Science offers two quick screens:

  1. Maslach Burnout Inventory – validated, 22 items, measures all three dimensions. Ask your trusted doctor or therapist

  2. Burnout Assessment Tool – ten questions, free online, WHO-approved. Link here.

Score moderate or higher?

That is not weakness; it is data. Under ICD-11, burnout is an occupational syndrome with diagnostic codes. Your pain is medically real, not a meme.


What Burnout Is (and Isn’t)

Burnout is not a personal failure; it is a signal.
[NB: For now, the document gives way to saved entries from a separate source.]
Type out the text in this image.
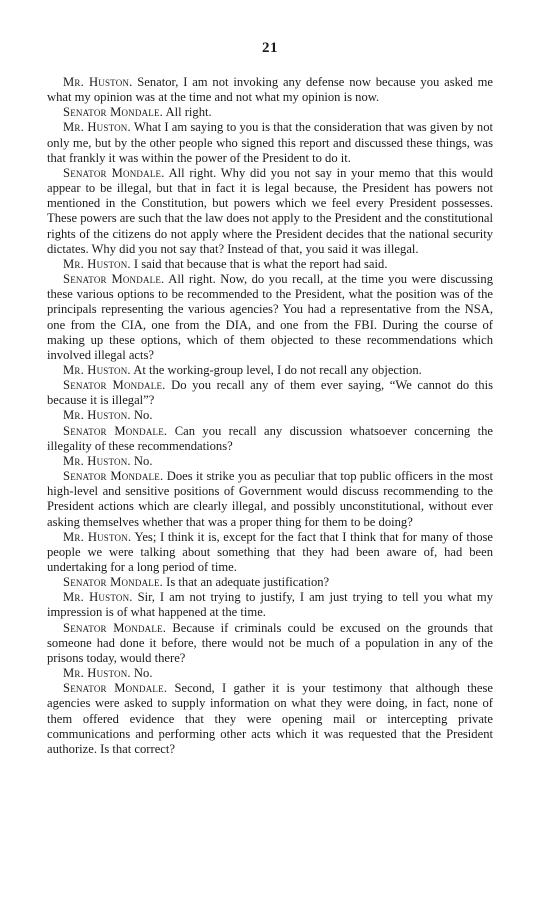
21

Mr. Huston. Senator, I am not invoking any defense now because you asked me what my opinion was at the time and not what my opinion is now.

Senator Mondale. All right.

Mr. Huston. What I am saying to you is that the consideration that was given by not only me, but by the other people who signed this report and discussed these things, was that frankly it was within the power of the President to do it.

Senator Mondale. All right. Why did you not say in your memo that this would appear to be illegal, but that in fact it is legal because, the President has powers not mentioned in the Constitution, but powers which we feel every President possesses. These powers are such that the law does not apply to the President and the constitutional rights of the citizens do not apply where the President decides that the national security dictates. Why did you not say that? Instead of that, you said it was illegal.

Mr. Huston. I said that because that is what the report had said.

Senator Mondale. All right. Now, do you recall, at the time you were discussing these various options to be recommended to the President, what the position was of the principals representing the various agencies? You had a representative from the NSA, one from the CIA, one from the DIA, and one from the FBI. During the course of making up these options, which of them objected to these recommendations which involved illegal acts?

Mr. Huston. At the working-group level, I do not recall any objection.

Senator Mondale. Do you recall any of them ever saying, “We cannot do this because it is illegal”?

Mr. Huston. No.

Senator Mondale. Can you recall any discussion whatsoever concerning the illegality of these recommendations?

Mr. Huston. No.

Senator Mondale. Does it strike you as peculiar that top public officers in the most high-level and sensitive positions of Government would discuss recommending to the President actions which are clearly illegal, and possibly unconstitutional, without ever asking themselves whether that was a proper thing for them to be doing?

Mr. Huston. Yes; I think it is, except for the fact that I think that for many of those people we were talking about something that they had been aware of, had been undertaking for a long period of time.

Senator Mondale. Is that an adequate justification?

Mr. Huston. Sir, I am not trying to justify, I am just trying to tell you what my impression is of what happened at the time.

Senator Mondale. Because if criminals could be excused on the grounds that someone had done it before, there would not be much of a population in any of the prisons today, would there?

Mr. Huston. No.

Senator Mondale. Second, I gather it is your testimony that although these agencies were asked to supply information on what they were doing, in fact, none of them offered evidence that they were opening mail or intercepting private communications and performing other acts which it was requested that the President authorize. Is that correct?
It tells you that the gap between what you are asked to give and what you have to give has become untenable.


Listen early and the crisis can become a pivot: realign values, redesign work, reinvest in recovery.

Ignore it and the dominoes keep falling, until the only thing you can do is stand still.


References

Bianchi, R., Schonfeld, I. S., & Laurent, E. (2015). Burnout–depression overlap: A review.

Clinical Psychology Review, 36, 28–41.

Demerouti, E., Bakker, A. B., Nachreiner, F., & Schaufeli, W. B. (2001). The job demands-resources model of burnout. Journal of Applied Psychology, 86 (3), 499–512.

Kulikowski, K. (2020). Burnout and cognitive functioning: A review of the literature.

Psychological Reports, 123 (6), 2143–2173.

Maslach, C., Schaufeli, W. B., & Leiter, M. P. (2001). Job burnout. Annual Review of Psychology, 52, 397–422.

Petersen, A. H. (2019). Can’t Even: How Millennials Became the Burnout Generation. Houghton Mifflin Harcourt.

Schenk, D., & Neely, S. (2023). Into the Field of Suffering: Finding the Other Side of Burnout.

Tschierske, N. (2023). Better Work: A Leader’s Guide to Creating Happier, Healthier, and More Productive Workplaces.

World Health Organization. (2019). Burn-out an “occupational phenomenon”.

International Classification of Diseases (11th rev.).